How to read the content of a kubernetes Persistent Volume Claim
🗓️ Date: 2022-11-20 · 🗺️ Word count: 169 · ⏱️ Reading time: 1 MinuteReading the content of a persistent volume claim in kubernetes is not an operation supported natively through the APIs.
The easiest way is to run an interactive shell inside the pod that is currently attached to the PVC, but this is not always possible since the application running in the pod might actively modify its content, such as a DBMS application.
The second, more safe, choise is to stop the running container attached to the PVC and to attach the same PVC to anoter pod. The following yaml pod template can be used.

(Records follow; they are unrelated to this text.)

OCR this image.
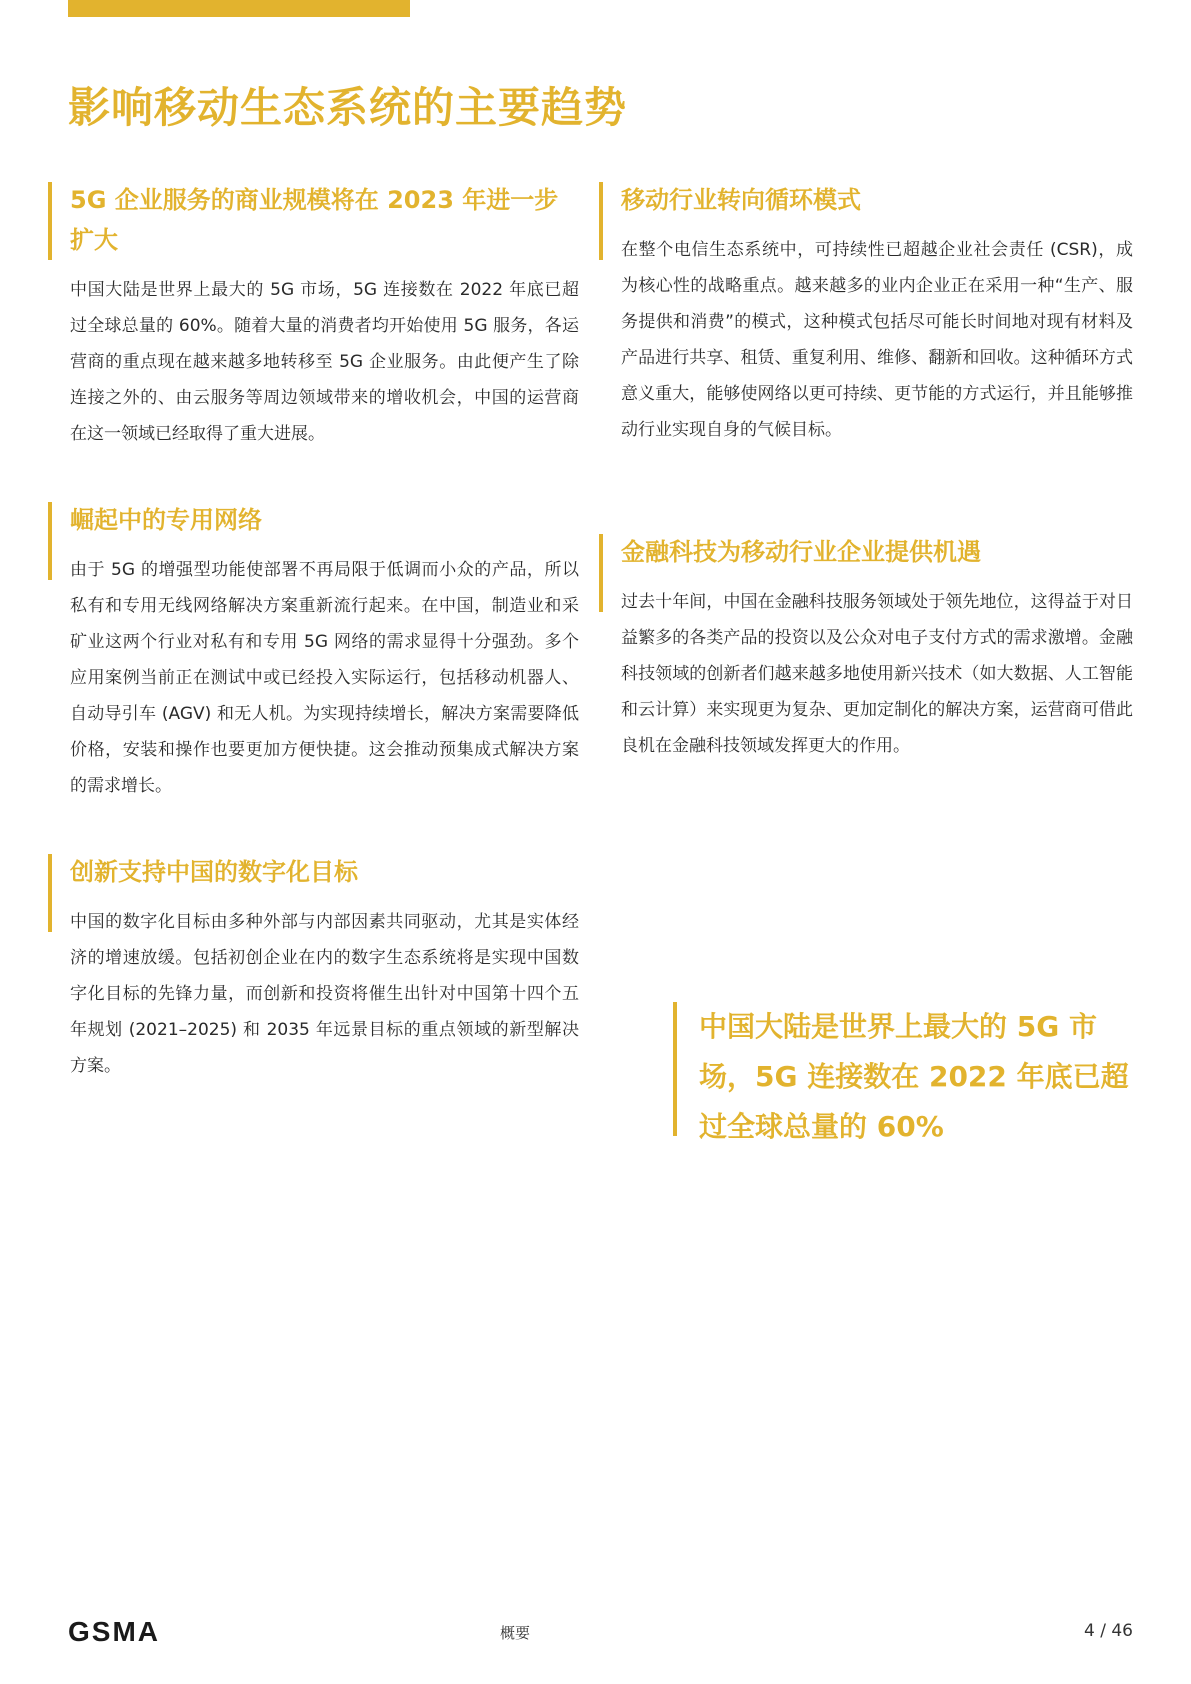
影响移动生态系统的主要趋势
5G 企业服务的商业规模将在 2023 年进一步扩大

中国大陆是世界上最大的 5G 市场，5G 连接数在 2022 年底已超过全球总量的 60%。随着大量的消费者均开始使用 5G 服务，各运营商的重点现在越来越多地转移至 5G 企业服务。由此便产生了除连接之外的、由云服务等周边领域带来的增收机会，中国的运营商在这一领域已经取得了重大进展。

崛起中的专用网络

由于 5G 的增强型功能使部署不再局限于低调而小众的产品，所以私有和专用无线网络解决方案重新流行起来。在中国，制造业和采矿业这两个行业对私有和专用 5G 网络的需求显得十分强劲。多个应用案例当前正在测试中或已经投入实际运行，包括移动机器人、自动导引车 (AGV) 和无人机。为实现持续增长，解决方案需要降低价格，安装和操作也要更加方便快捷。这会推动预集成式解决方案的需求增长。

创新支持中国的数字化目标

中国的数字化目标由多种外部与内部因素共同驱动，尤其是实体经济的增速放缓。包括初创企业在内的数字生态系统将是实现中国数字化目标的先锋力量，而创新和投资将催生出针对中国第十四个五年规划 (2021–2025) 和 2035 年远景目标的重点领域的新型解决方案。

移动行业转向循环模式

在整个电信生态系统中，可持续性已超越企业社会责任 (CSR)，成为核心性的战略重点。越来越多的业内企业正在采用一种“生产、服务提供和消费”的模式，这种模式包括尽可能长时间地对现有材料及产品进行共享、租赁、重复利用、维修、翻新和回收。这种循环方式意义重大，能够使网络以更可持续、更节能的方式运行，并且能够推动行业实现自身的气候目标。

金融科技为移动行业企业提供机遇

过去十年间，中国在金融科技服务领域处于领先地位，这得益于对日益繁多的各类产品的投资以及公众对电子支付方式的需求激增。金融科技领域的创新者们越来越多地使用新兴技术（如大数据、人工智能和云计算）来实现更为复杂、更加定制化的解决方案，运营商可借此良机在金融科技领域发挥更大的作用。

中国大陆是世界上最大的 5G 市场，5G 连接数在 2022 年底已超过全球总量的 60%

GSMA	概要	4 / 46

kubectl apply -n <namespace> -f <pv-reader.yaml>
pv-reader.yaml
apiVersion: v1
kind: Pod
metadata:
name: pv-reader
spec:
volumes:
- name: pv-storage
persistentVolumeClaim:
claimName: <pvc-name>
containers:
- name: pv-reader
image: bash:5.2.9
resources:
limits:
cpu: 100m
memory: 64Mi
requests:
cpu: 20m
memory: 16Mi
command: ['sh', '-c', 'echo "Hello, Kubernetes!" && sleep 36000000000']
volumeMounts:
- mountPath: "/data"
name: pv-storage
Then exec into the running pod and browse the PVC’s content.